Indiana Jones e a Relíquia do Destino (2023) - Crítica


Se tem algo que nunca falhou na franquia Indiana Jones, são as cenas de abertura, iniciando já num fôlego para capturar a atenção imediata do público e transmitir o espírito de seu personagem. Mesmo no fraco Caveira de Cristal, o prólogo se sustenta bem isoladamente, transmitindo uma sensação empolgante que vai se dissolvendo conforme a narrativa progride. Pois bem, quando nem este clássico elemento convence, temos um problema. E isto, infelizmente, acontece em Relíquia do Destino, não exatamente por falta de ideias ou pela trama, mas especialmente pelo artifício do rejuvenescimento digital em Harrison Ford, oferecendo o estranhamento como a primeira impressão que temos deste Indy sem Spielberg. 

Eu não acredito que a primeira impressão seja a que fica, mas não é exatamente algo rápido, e sim de vinte ou trinta minutos na companhia daquele Indiana Jones parecendo um gráfico de game moderno. E se, como supracitado, estas introduções servem para revelar o espírito do longa, temos um filtro escurecido para esconder a ação e personagens vilanescos caricatos e de pouco aprofundamento. 

Trazer um novo nome para franquias prestigiadas é sempre uma jogada arriscada. Afinal, o que irá se sobrepor, o desejo por provação ou o receio por macular algo já estabelecido na cultura pop? Mangold é um diretor competente, mas com uma imaginação contida, ou então limitada de acordo com o estúdio ou o texto em que trabalha. A própria ação da introdução, aliás, não se restringe somente pela baixa iluminação e seus efeitos, mas na repetição do conceito - isto mesmo, no singular -, um pouco do pior do blockbuster burocrático. Lembra bastante os recentes Jurassic Worlds, apostando em desgastantes e longas perseguições sem criar um set piece desafiador e imaginativo de fato, algo elementar no sucesso da franquia de Spielberg e Lucas, sempre preenchida de sacadas inteligentes para complementar a ação em improviso. 

Indiana Jones nunca foi uma franquia de complexidade, mirabolância ou megalomania, mas sim da genialidade em trazer o lúdico extremo através da simplicidade das tramas com uma engenhosidade prática fenomenal e o charme incalculável de Ford. E o ator envelhecido é uma figura muito mais reconfortante e magnética do que uma variação desalmada sua, por mais que seja necessária na trama que se buscou. O peso do tempo num Indy amargurado, personalidade tão distante da que víamos antes, só quebrada num momento de empolgação durante suas aulas, é reflexo tanto da mensagem sobre tempo que a obra discorre a seguir, quanto da própria apatia e cinismo do mundo em si, ainda que se passe nos anos 50. 
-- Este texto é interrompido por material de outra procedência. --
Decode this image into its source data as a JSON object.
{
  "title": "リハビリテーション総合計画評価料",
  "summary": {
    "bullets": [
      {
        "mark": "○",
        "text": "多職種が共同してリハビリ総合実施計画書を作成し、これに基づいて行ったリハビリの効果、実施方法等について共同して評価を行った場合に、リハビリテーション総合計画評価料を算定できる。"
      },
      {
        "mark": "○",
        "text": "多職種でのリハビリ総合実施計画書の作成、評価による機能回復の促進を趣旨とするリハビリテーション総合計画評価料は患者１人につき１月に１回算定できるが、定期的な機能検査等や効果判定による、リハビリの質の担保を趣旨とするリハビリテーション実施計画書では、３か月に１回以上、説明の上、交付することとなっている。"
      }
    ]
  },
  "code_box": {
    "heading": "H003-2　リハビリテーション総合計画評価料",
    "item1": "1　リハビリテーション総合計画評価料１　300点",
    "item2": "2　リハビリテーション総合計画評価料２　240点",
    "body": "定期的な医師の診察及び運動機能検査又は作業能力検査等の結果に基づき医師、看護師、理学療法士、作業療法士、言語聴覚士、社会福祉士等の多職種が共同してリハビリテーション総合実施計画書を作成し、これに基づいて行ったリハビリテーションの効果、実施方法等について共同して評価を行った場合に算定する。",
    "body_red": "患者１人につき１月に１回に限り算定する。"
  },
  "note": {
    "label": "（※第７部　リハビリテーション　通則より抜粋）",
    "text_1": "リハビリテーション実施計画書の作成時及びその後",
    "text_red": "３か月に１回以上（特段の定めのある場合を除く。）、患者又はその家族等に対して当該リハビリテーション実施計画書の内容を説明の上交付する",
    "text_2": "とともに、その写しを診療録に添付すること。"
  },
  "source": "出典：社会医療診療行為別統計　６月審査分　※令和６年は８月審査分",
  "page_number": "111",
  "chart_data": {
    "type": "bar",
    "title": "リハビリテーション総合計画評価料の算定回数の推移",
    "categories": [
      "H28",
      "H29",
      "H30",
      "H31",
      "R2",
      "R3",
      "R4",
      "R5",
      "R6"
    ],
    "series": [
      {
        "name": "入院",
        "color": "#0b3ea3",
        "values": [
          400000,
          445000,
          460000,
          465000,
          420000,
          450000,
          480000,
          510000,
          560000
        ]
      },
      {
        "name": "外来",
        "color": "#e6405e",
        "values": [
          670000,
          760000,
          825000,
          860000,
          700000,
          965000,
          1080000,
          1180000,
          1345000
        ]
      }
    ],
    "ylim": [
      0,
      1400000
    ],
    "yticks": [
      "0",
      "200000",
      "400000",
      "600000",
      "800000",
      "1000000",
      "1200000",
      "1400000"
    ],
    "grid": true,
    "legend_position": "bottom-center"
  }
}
Na era da nostalgia, Mangold até evita se apoiar demais nisto, mas tampouco incute alguma nova identidade na franquia, deixando um misto morno de apatia e melancolia, que acaba convencendo mais nas interações sarcásticas de Ford e Waller-Bridge do que de fato na ação, o que por si só arrasta o ritmo do filme e suas incessantes e prolongadas sequências climáticas, uma questão sombria para um filme que tanto se baseia neste gênero. Perseguições em carros, a pé, de barcos. É um grande pega-pega , esquemático e previsível, entre o grupo dos anti-heróis e dos nazistas, em que a charlatã de Bridge e o amargurado Jones vão se afeiçoando aos olhos do público. Ao passo que Mikkelsen é mais uma vez subutilizado em Hollywood num personagem de papel, preguiçoso e manhoso, com capangas brutamontes tão desinteressantes quanto. 

Indiana Jones surgiu para satisfazer a vontade de Spielberg em dirigir um 007, no que Lucas o tranquilizou em ter algo muito melhor. Primeiro com Shia e agora com Phoebe, os produtores parecem querer imitar outro elemento da saga de Bond, que é a renovação para ter um nome, não um rosto. Mas se vimos algo em Caveira de Cristal e em Relíquia do Destino, a resposta para este objetivo é a mesma de enfrentar o tempo que vimos neste longa: impossível. Indiana Jones é Harrison Ford. Um dos personagens mais icônicos do cinema, imortalizados pela personificação despojada e sedutora do lendário ator. Resta aceitar e respeitar seu adeus sem manchar mais seu legado.